Alex had an amazing career. Because of my medical background, when I saw how much he'd deteriorated from the lung cancer, I thought, 'Oh, gee, this is not good.' But, look, he bore up, amazingly. He was going to be in this place. He was losing his voice, and he still turned up. I was really honoured to have him be a co-chair with me. He faced the wrath of maybe the factions or the wrath of some of the people who were supporters of his party, who've had distorted and out-of-context views about the capability of nuclear technology to help us in the transition to a sustainable industrial base and a better climate outcome, but he was quite proud and loud about putting his hand up to be a co-chair of the Parliamentary Friends of Nuclear Industries. I would like to thank him and other members of the Labor Party who have joined this bipartisan group, and we've had some great discussions about modern technology, Australia's involvement in nuclear, and Alex was at the forefront of that. So I really tip my lid to him, because, in the Labor Party, it's sometimes a bit stricter. The National Party—we can go off on our personal ideas about policy without risk or fear of being sent to Siberia.

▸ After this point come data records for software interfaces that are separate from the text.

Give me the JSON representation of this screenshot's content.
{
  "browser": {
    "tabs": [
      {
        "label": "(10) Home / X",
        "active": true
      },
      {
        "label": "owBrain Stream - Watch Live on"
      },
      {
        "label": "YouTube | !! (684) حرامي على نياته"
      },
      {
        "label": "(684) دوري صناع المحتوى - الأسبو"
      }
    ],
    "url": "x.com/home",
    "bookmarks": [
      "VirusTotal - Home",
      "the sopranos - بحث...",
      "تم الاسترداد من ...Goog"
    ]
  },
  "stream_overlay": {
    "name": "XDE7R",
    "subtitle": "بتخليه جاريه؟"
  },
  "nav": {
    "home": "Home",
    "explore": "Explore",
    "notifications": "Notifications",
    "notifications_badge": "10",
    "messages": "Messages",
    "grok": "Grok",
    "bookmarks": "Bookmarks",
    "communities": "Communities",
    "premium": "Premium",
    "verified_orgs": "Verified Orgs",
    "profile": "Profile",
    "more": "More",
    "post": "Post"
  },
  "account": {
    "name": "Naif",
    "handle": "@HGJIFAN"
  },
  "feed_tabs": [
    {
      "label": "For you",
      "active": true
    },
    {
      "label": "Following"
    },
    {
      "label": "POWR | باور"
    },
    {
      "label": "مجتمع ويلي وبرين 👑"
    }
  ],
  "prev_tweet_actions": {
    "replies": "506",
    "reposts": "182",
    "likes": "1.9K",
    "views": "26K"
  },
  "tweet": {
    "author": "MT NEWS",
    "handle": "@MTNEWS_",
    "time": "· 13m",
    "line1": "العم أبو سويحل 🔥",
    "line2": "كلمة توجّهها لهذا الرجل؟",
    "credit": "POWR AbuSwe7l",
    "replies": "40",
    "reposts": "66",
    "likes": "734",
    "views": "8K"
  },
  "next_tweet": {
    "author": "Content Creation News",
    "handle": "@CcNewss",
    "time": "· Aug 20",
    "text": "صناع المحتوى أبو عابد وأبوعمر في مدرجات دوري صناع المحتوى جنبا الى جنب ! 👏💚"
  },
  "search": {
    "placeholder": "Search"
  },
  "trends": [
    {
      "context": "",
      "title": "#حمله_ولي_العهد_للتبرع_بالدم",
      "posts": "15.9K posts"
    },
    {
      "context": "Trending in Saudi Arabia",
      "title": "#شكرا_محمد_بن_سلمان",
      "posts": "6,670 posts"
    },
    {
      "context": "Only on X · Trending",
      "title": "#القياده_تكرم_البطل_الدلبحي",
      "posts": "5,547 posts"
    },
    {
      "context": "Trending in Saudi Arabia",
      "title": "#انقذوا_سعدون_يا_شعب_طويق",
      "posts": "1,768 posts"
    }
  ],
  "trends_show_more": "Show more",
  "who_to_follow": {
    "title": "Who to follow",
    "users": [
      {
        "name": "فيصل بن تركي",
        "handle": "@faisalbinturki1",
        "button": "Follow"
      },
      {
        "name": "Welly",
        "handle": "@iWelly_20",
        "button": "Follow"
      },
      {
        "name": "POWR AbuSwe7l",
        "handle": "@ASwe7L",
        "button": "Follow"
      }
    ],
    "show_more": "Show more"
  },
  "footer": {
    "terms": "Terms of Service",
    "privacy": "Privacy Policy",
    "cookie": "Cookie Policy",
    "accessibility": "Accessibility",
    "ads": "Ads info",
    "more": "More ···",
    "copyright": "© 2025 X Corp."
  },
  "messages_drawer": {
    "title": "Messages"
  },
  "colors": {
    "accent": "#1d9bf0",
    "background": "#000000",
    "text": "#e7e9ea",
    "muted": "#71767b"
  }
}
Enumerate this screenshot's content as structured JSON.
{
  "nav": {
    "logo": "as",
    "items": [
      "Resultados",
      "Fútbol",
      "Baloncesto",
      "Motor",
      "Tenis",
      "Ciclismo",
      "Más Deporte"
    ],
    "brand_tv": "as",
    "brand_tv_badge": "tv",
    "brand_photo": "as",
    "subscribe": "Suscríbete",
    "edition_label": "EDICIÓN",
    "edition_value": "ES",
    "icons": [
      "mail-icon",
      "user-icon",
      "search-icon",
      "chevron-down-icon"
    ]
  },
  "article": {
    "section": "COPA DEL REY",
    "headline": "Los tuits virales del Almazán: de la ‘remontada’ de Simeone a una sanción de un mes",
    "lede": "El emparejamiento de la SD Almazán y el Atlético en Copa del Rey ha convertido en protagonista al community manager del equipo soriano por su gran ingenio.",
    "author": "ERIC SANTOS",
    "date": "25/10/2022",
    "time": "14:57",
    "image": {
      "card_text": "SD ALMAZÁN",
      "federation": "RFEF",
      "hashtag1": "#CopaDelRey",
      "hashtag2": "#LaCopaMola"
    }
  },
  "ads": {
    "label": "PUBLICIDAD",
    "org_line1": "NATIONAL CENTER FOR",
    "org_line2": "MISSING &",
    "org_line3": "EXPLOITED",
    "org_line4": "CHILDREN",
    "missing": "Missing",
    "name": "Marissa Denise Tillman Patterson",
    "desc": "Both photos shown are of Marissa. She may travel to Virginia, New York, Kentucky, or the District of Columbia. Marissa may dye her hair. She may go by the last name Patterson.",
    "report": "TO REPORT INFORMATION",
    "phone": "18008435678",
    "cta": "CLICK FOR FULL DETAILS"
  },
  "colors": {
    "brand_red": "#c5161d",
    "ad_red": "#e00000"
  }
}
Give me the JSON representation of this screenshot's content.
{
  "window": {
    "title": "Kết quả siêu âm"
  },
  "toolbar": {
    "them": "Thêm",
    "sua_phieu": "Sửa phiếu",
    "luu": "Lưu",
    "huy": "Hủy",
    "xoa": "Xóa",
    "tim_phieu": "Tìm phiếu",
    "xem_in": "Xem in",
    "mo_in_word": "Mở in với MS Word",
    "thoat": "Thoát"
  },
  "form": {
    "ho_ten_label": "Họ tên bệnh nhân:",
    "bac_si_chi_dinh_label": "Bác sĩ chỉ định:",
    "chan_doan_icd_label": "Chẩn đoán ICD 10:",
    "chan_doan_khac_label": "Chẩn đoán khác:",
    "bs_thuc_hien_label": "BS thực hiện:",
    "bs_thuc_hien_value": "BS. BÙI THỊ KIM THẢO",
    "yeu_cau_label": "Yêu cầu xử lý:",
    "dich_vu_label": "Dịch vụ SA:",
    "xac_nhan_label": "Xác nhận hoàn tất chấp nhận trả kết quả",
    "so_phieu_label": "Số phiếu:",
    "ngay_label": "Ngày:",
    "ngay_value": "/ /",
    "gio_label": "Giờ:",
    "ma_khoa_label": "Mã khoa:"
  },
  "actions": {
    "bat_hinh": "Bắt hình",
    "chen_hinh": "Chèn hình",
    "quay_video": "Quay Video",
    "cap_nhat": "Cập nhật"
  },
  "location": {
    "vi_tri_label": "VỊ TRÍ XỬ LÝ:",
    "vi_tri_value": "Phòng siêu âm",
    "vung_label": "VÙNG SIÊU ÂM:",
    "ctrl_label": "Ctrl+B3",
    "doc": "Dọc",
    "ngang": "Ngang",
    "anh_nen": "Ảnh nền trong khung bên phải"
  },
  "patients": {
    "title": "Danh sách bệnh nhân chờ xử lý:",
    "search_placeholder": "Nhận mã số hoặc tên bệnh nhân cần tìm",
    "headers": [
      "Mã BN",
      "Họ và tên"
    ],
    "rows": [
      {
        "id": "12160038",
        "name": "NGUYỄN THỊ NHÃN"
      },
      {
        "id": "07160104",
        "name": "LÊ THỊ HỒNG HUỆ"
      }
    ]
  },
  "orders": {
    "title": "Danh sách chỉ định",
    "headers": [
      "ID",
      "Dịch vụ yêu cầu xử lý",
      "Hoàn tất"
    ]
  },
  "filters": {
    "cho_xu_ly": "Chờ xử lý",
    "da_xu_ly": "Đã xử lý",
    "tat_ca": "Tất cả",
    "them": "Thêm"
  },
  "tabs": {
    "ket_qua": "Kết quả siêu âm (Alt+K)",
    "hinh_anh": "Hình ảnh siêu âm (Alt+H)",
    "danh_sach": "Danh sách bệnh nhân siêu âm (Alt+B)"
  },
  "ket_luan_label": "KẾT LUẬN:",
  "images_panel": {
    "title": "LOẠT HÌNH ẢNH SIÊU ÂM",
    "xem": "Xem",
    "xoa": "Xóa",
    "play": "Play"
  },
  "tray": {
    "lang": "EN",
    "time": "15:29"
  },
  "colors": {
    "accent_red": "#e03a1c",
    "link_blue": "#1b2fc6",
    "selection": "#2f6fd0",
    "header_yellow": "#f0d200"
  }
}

I would also like to say thank you to other people who, like me, who have stood here and tipped their lid or said a salute to Alex, because he really was a charming fellow. I am sure his family and children, his wife and grandchildren are grieving, because he was a very likeable bloke. I can see his background in the TWU, grounding him in a serious base of reality. I was really impressed that he worked for TAA for a long period of his life—all these things that I'm learning about Alex after his passing. I knew he was a unionist; I knew he was TWA. But I was in the TAA Juniors Flyer Club, and TAA was a great airline. Unfortunately it's no longer here. I thought, 'Oh well, I can see why he worked for them,' because they were seen as the good guys against Ansett and were a big part of my life when I was a youngster.

So many people have things to say, but I would like to express my public and deepest condolences to everyone who was a friend of Alex, his family, his children and his grandchildren. And everyone else is, I'm sure, equally as sad as I am that he's passed.